Ermineskin was responding to the release of two reports Tuesday – one by the auditor general and one by the Office of the Child and Youth Advocate - that were critical of how the Alberta government handled Indigenous children in care. Aboriginal children presently represent 69 per cent of those in care although they make up only 10 per cent of the children in Alberta.
“First Nations expect full engagement in making fundamental changes to assist in reducing the over-representation of First Nations children in the child intervention system,” said Ermineskin.
Child and Youth Advocate Del Graff began the first meetings for his report, Voices for Change, in January 2014. His intentions were to guide some of the changes the Conservative government was looking at making to legislation. The preliminary work to review the Child, Youth and Family Enhancement Act had gotten underway, but an election call and change in government put an end to the review.
The Child, Youth and Family Enhancement Act, which Ermineskin says is in “dire need” of change, has been in place since 2004.
Graff wants his report to figure prominently in changes made to the act.
“I want to be able to put some pressure on the government to consider the things we have raised when they’re considering reviewing the legislation,” said Graff.
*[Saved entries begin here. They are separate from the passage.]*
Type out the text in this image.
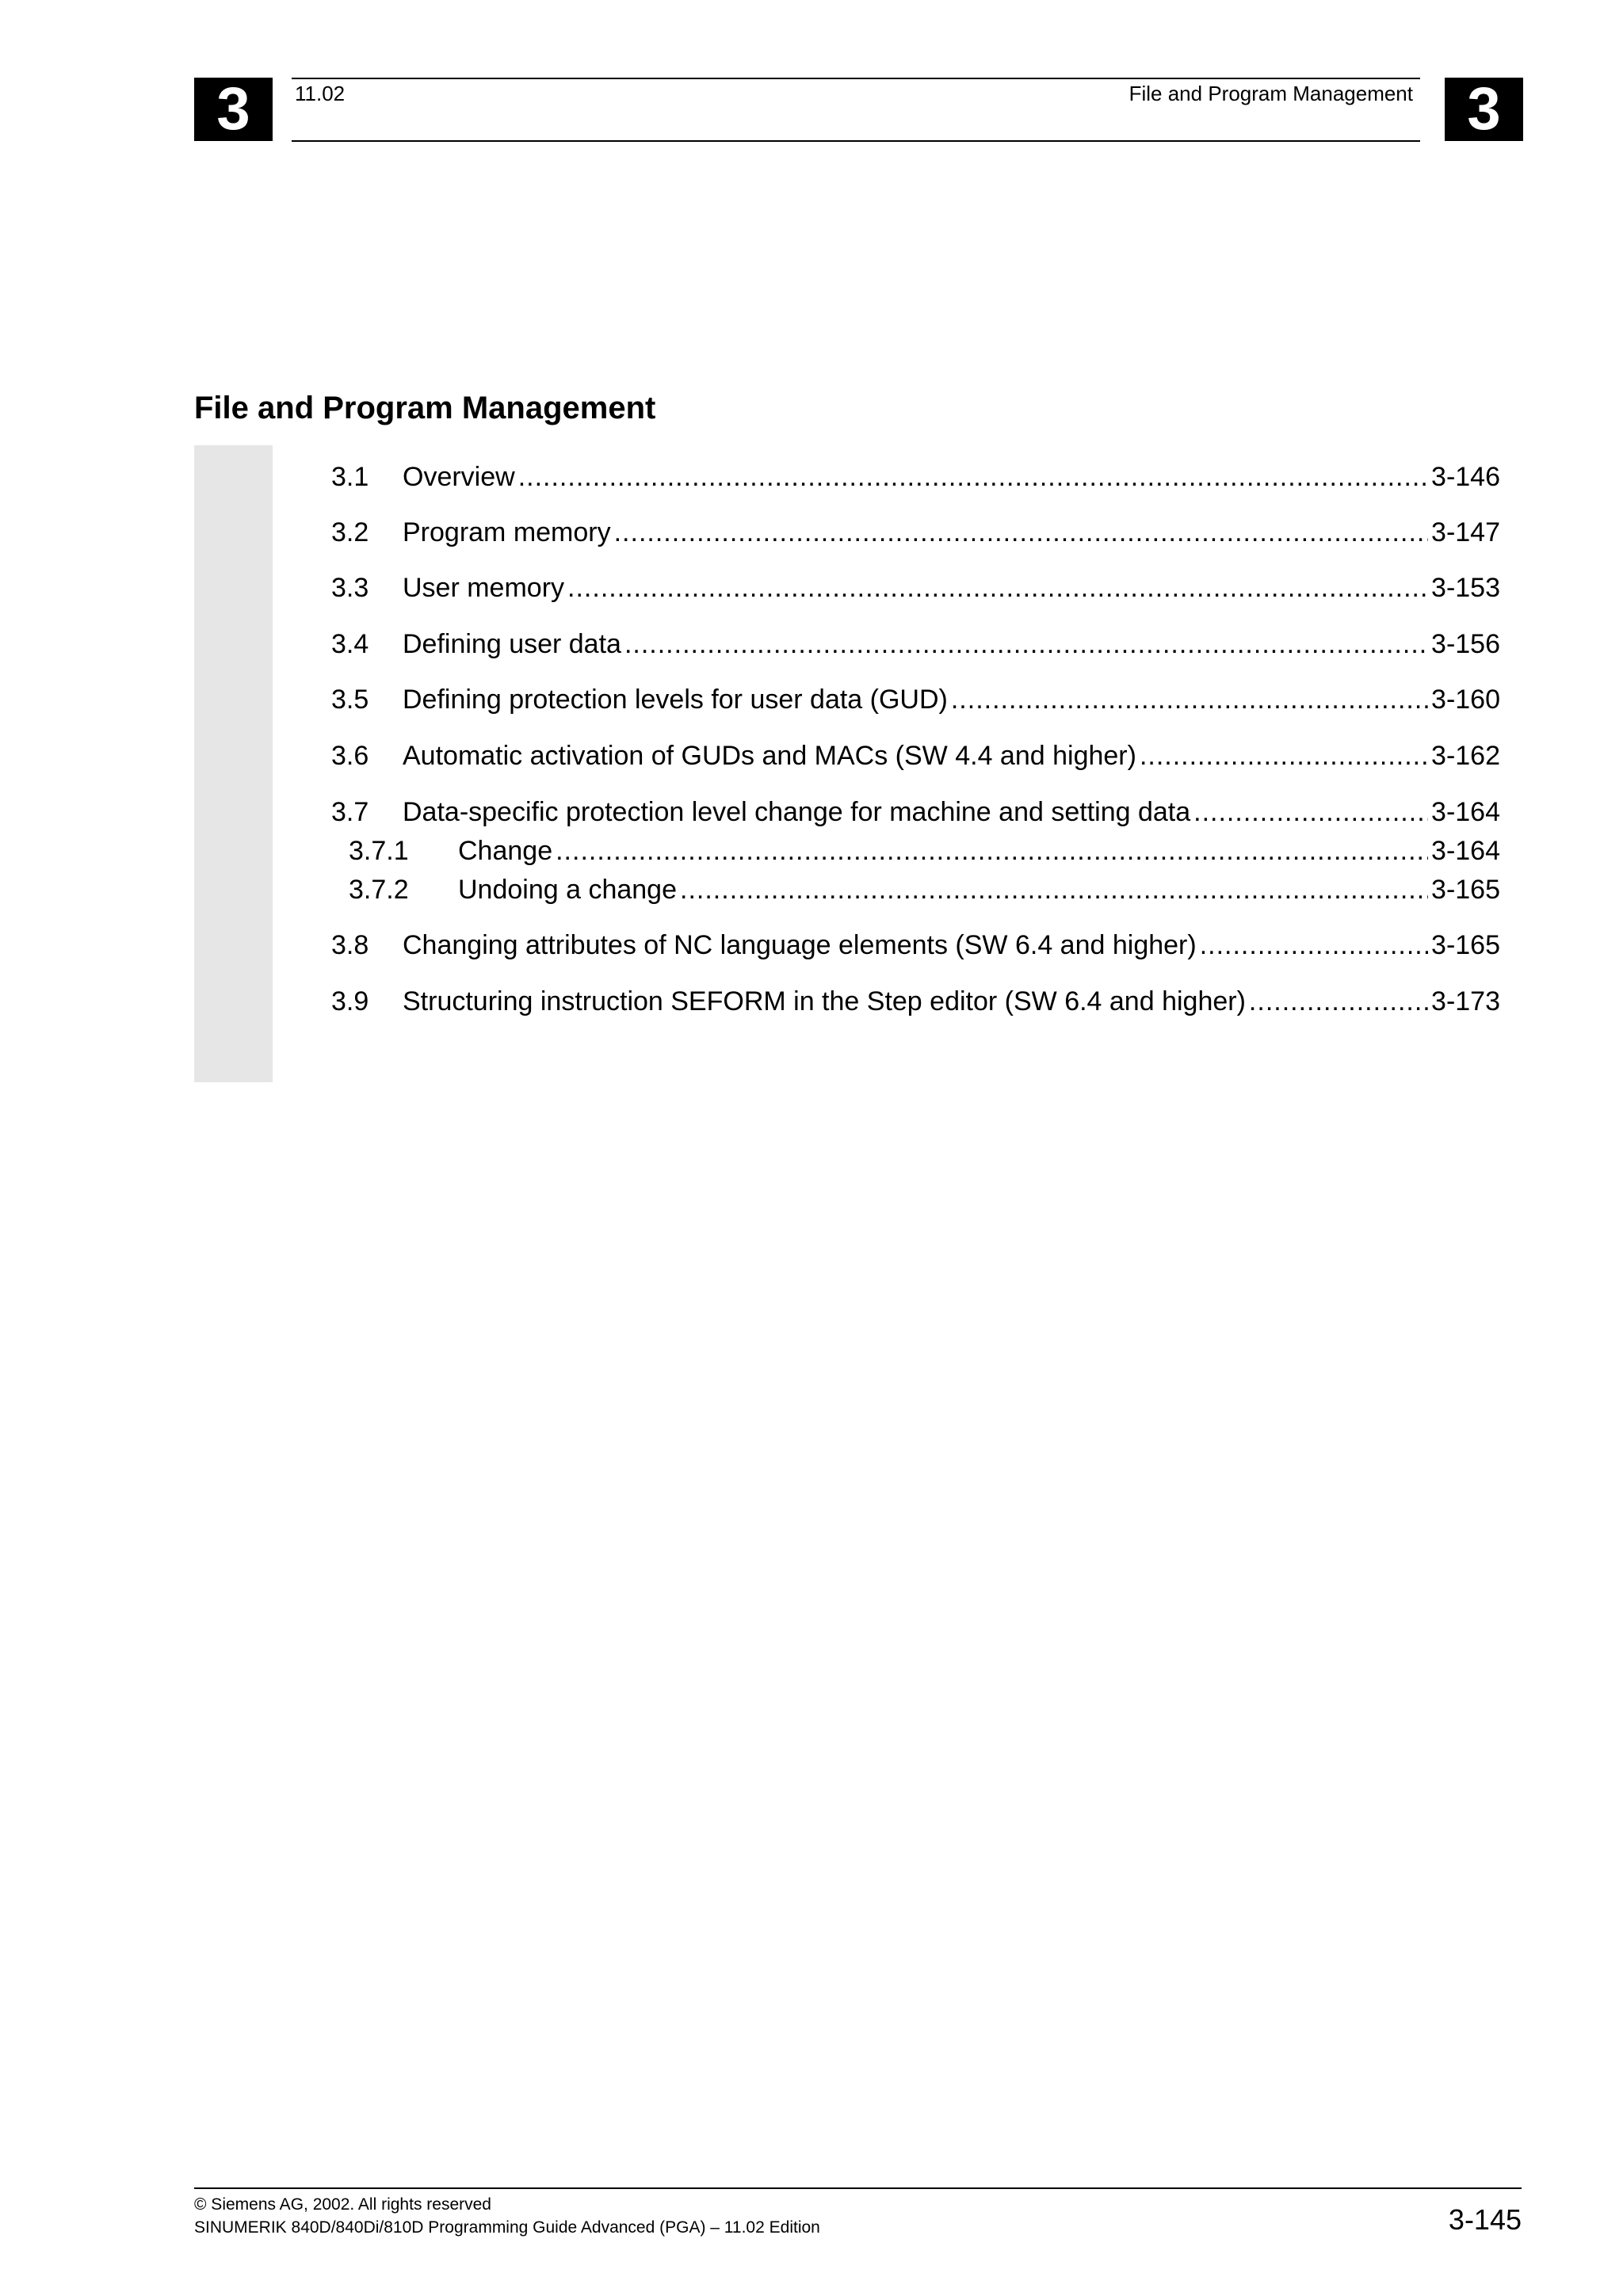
3	11.02	File and Program Management 3
File and Program Management
3.1	Overview .....	3-146
3.2	Program memory .....	3-147
3.3	User memory .....	3-153
3.4	Defining user data .....	3-156
3.5	Defining protection levels for user data (GUD) .....	3-160
3.6	Automatic activation of GUDs and MACs (SW 4.4 and higher) .....	3-162
3.7	Data-specific protection level change for machine and setting data .....	3-164
3.7.1	Change .....	3-164
3.7.2	Undoing a change .....	3-165
3.8	Changing attributes of NC language elements (SW 6.4 and higher) .....	3-165
3.9	Structuring instruction SEFORM in the Step editor (SW 6.4 and higher) .....	3-173
© Siemens AG, 2002. All rights reserved
SINUMERIK 840D/840Di/810D Programming Guide Advanced (PGA) – 11.02 Edition	3-145
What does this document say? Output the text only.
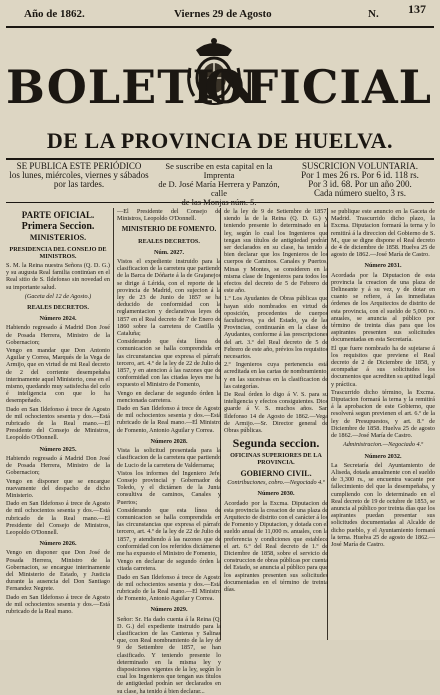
Año de 1862.	Viernes 29 de Agosto	N. 137
BOLETIN
OFICIAL
DE LA PROVINCIA DE HUELVA.
SE PUBLICA ESTE PERIÓDICO
los lunes, miércoles, viernes y sábados
por las tardes.
Se suscribe en esta capital en la Imprenta
de D. José María Herrera y Panzón, calle
de las Monjas núm. 5.
SUSCRICION VOLUNTARIA.
Por 1 mes 26 rs. Por 6 id. 118 rs.
Por 3 id. 68. Por un año 200.
Cada número suelto, 3 rs.
PARTE OFICIAL.
Primera Seccion.
MINISTERIOS.
PRESIDENCIA DEL CONSEJO DE MINISTROS.

S. M. la Reina nuestra Señora (Q. D. G.) y su augusta Real familia continúan en el Real sitio de S. Ildefonso sin novedad en su importante salud.

(Gaceta del 12 de Agosto.)
REALES DECRETOS.
Número 2024.

Habiendo regresado á Madrid Don José de Posada Herrera, Ministro de la Gobernacion;

Vengo en mandar que Don Antonio Aguilar y Correa, Marqués de la Vega de Armijo, que en virtud de mi Real decreto de 2 del corriente desempeñaba interinamente aquel Ministerio, cese en el mismo, quedando muy satisfecha del celo é inteligencia con que lo ha desempeñado.

Dado en San Ildefonso á trece de Agosto de mil ochocientos sesenta y dos.—Está rubricado de la Real mano.—El Presidente del Consejo de Ministros, Leopoldo O'Donnell.

Número 2025.

Habiendo regresado á Madrid Don José de Posada Herrera, Ministro de la Gobernacion;

Vengo en disponer que se encargue nuevamente del despacho de dicho Ministerio.

Dado en San Ildefonso á trece de Agosto de mil ochocientos sesenta y dos.—Está rubricado de la Real mano.—El Presidente del Consejo de Ministros, Leopoldo O'Donnell.

Número 2026.

Vengo en disponer que Don José de Posada Herrera, Ministro de la Gobernacion, se encargue interinamente del Ministerio de Estado, y Justicia durante la ausencia del Don Santiago Fernandez Negrete.

Dado en San Ildefonso á trece de Agosto de mil ochocientos sesenta y dos.—Está rubricado de la Real mano.

—El Presidente del Consejo de Ministros, Leopoldo O'Donnell.

MINISTERIO DE FOMENTO.
REALES DECRETOS.
Núm. 2027.

Vistos el expediente instruido para la clasificacion de la carretera que partiendo de la Barca de Dóñarte á la de Grajanejos se dirige á Lérida, con el reporte de la provincia de Madrid, con sujecion á la ley de 23 de Junio de 1857 se ha deducido de conformidad con la reglamentacion y declarativas leyes de 1857 en el Real decreto de 7 de Enero de 1860 sobre la carretera de Castilla y Cataluña;

Considerando que ésta línea de comunicacion se halla comprendida en las circunstancias que expresa el párrafo tercero, art. 4.º de la ley de 22 de Julio de 1857, y en atencion á las razones que de conformidad con las citadas leyes me ha expuesto el Ministro de Fomento,

Vengo en declarar de segundo órden la mencionada carretera.

Dado en San Ildefonso á trece de Agosto de mil ochocientos sesenta y dos.—Está rubricado de la Real mano.—El Ministro de Fomento, Antonio Aguilar y Correa.

Número 2028.

Vista la solicitud presentada para la clasificacion de la carretera que partiendo de Lucio de la carretera de Valderrama;

Vistos los informes del Ingeniero Jefe, Consejo provincial y Gobernador de Toledo, y el dictámen de la Junta consultiva de caminos, Canales y Puertos;

Considerando que esta línea de comunicacion se halla comprendida en las circunstancias que expresa el párrafo tercero, art. 4.º de la ley de 22 de Julio de 1857, y atendiendo á las razones que de conformidad con los referidos dictámenes me ha expuesto el Ministro de Fomento,

Vengo en declarar de segundo órden la citada carretera.

Dado en San Ildefonso á trece de Agosto de mil ochocientos sesenta y dos.—Está rubricado de la Real mano.—El Ministro de Fomento, Antonio Aguilar y Correa.

Número 2029.

Señor: Sr. Ha dado cuenta á la Reina (Q. D. G.) del expediente instruido para la clasificacion de las Canteras y Salinas que, con Real nombramiento de la ley de 9 de Setiembre de 1857, se han clasificado. Y teniendo presente lo determinado en la misma ley y disposiciones vigentes de la ley, según lo cual los Ingenieros que tengan sus títulos de antigüedad podrán ser declarados en su clase, ha tenido á bien declarar...

de la ley de 9 de Setiembre de 1857, siendo la de la Reina (Q. D. G.) y teniendo presente lo determinado en la ley, según lo cual los Ingenieros que tengan sus títulos de antigüedad podrán ser declarados en su clase, ha tenido á bien declarar que los Ingenieros de los cuerpos de Caminos. Canales y Puertos, Minas y Montes, se consideren en la misma clase de Ingenieros para todos los efectos del decreto de 5 de Febrero de este año.

1.º Los Ayudantes de Obras públicas que hayan sido nombrados en virtud de oposición, procedentes de cuerpos facultativos, ya del Estado, ya de las Provincias, continuarán en la clase de Ayudantes, conforme á las prescripciones del art. 3.º del Real decreto de 5 de Febrero de este año, prévios los requisitos necesarios.

2.º Ingenieros cuya pertenencia está acreditada en las cartas de nombramiento, y en las sucesivas en la clasificacion de las categorías.

De Real órden lo digo á V. S. para su inteligencia y efectos consiguientes. Dios guarde á V. S. muchos años. San Ildefonso 14 de Agosto de 1862.—Vega de Armijo.—Sr. Director general de Obras públicas.

Segunda seccion.
OFICINAS SUPERIORES DE LA PROVINCIA.
GOBIERNO CIVIL.
Contribuciones, cobro.—Negociado 4.º
Número 2030.

Acordado por la Excma. Diputacion de esta provincia la creacion de una plaza de Arquitecto de distrito con el carácter á los de Fomento y Diputacion, y dotada con el sueldo anual de 11,000 rs. anuales, con la preferencia y condiciones que establece el art. 6.º del Real decreto de 1.º de Diciembre de 1858, sobre el servicio de construccion de obras públicas por cuenta del Estado, se anuncia al público para que los aspirantes presenten sus solicitudes documentadas en el término de treinta días.

se publique este anuncio en la Gaceta de Madrid. Trascurrido dicho plazo, la Excma. Diputacion formará la terna y lo remitirá á la direccion del Gobierno de S. M., que se digne dispone el Real decreto de 4 de diciembre de 1858. Huelva 25 de agosto de 1862.—José María de Castro.

Número 2031.

Acordada por la Diputacion de esta provincia la creacion de una plaza de Delineante y á su vez, y de dotar en cuanto se refiere, á las inmediatas órdenes de los Arquitectos de distrito de esta provincia, con el sueldo de 5,000 rs. anuales, se anuncia al público por término de treinta días para que los aspirantes presenten sus solicitudes documentadas en esta Secretaría.

El que fuere nombrado ha de sujetarse á los requisitos que previene el Real decreto de 2 de Diciembre de 1858, y acompañar á sus solicitudes los documentos que acrediten su aptitud legal y práctica.

Trascurrido dicho término, la Excma. Diputacion formará la terna y la remitirá á la aprobacion de este Gobierno, que resolverá segun previenen el art. 6.º de la ley de Presupuestos, y art. 8.º de Diciembre de 1858. Huelva 25 de agosto de 1862.—José María de Castro.

Administracion.—Negociado 4.º
Número 2032.

La Secretaría del Ayuntamiento de Aliseda, dotada anualmente con el sueldo de 3,300 rs., se encuentra vacante por fallecimiento del que la desempeñaba, y cumpliendo con lo determinado en el Real decreto de 19 de octubre de 1853, se anuncia al público por treinta días que los aspirantes puedan presentar sus solicitudes documentadas al Alcalde de dicho pueblo, y el Ayuntamiento formará la terna. Huelva 25 de agosto de 1862.—José María de Castro.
Graff and his staff spoke in depth with users of the child intervention system – Elders, parents and youth – and other stakeholders. Those discussions led to eight recommendations focused in four areas: legislation, governance and jurisdiction; resources, capacity and access; program and service delivery; and outcomes and accountability.
“We’re hopeful that what we’re recommending will be key considerations and in fact centre pieces in relation to that child welfare reform,” said Graff.
Auditor General Marwan Saher, who reviewed three key processes implemented by Alberta Human Services, which is responsible for child and family services, said improvements were needed – and the government was fully capable of delivering - in early supports and early intervention programming; in training staff in the area of intercultural understanding; and in ensuring processes supported a child-centred approach.
Indigenous Relations Minister Richard Feehan committed to using the reports as “starting points” and working with First Nation communities and Metis settlements in a “respectful, joint manner” to move forward.
However, Feehan said, changes were needed in more departments than Human Services.
“There are large structural reasons why we have found ourselves in this place in society and we need to take responsibility for all of those things,” he said.
Ermineskin said he expected changes in government policies to address the history of trauma; social determinants, which stem from colonialism, residential school, and current western ideologies; and poverty.
“All we ask, all governments, both federal and provincial, is that at the decision-making table we want First Nations representatives there,” said Ermineskin. “We want to make sure that we are truly involved in the process now.”
Aboriginal involvement was a key message that came through clearly during discussions with child welfare system recipients, said Graff.
“Giving Aboriginal people a greater voice in what the child welfare system looks like for their children and families, giving them greater authority in how they’re implemented. Certainly there will be challenges with that but if we’re ever to find a long term solution for these issues, I think they must reside in Aboriginal people having greater control over what happens to their children,” said Graff.
“We’ve just got to start working together to make these structures a little more solid so our First Nations kids and families can start getting together and be a family once again,” said Ermineskin.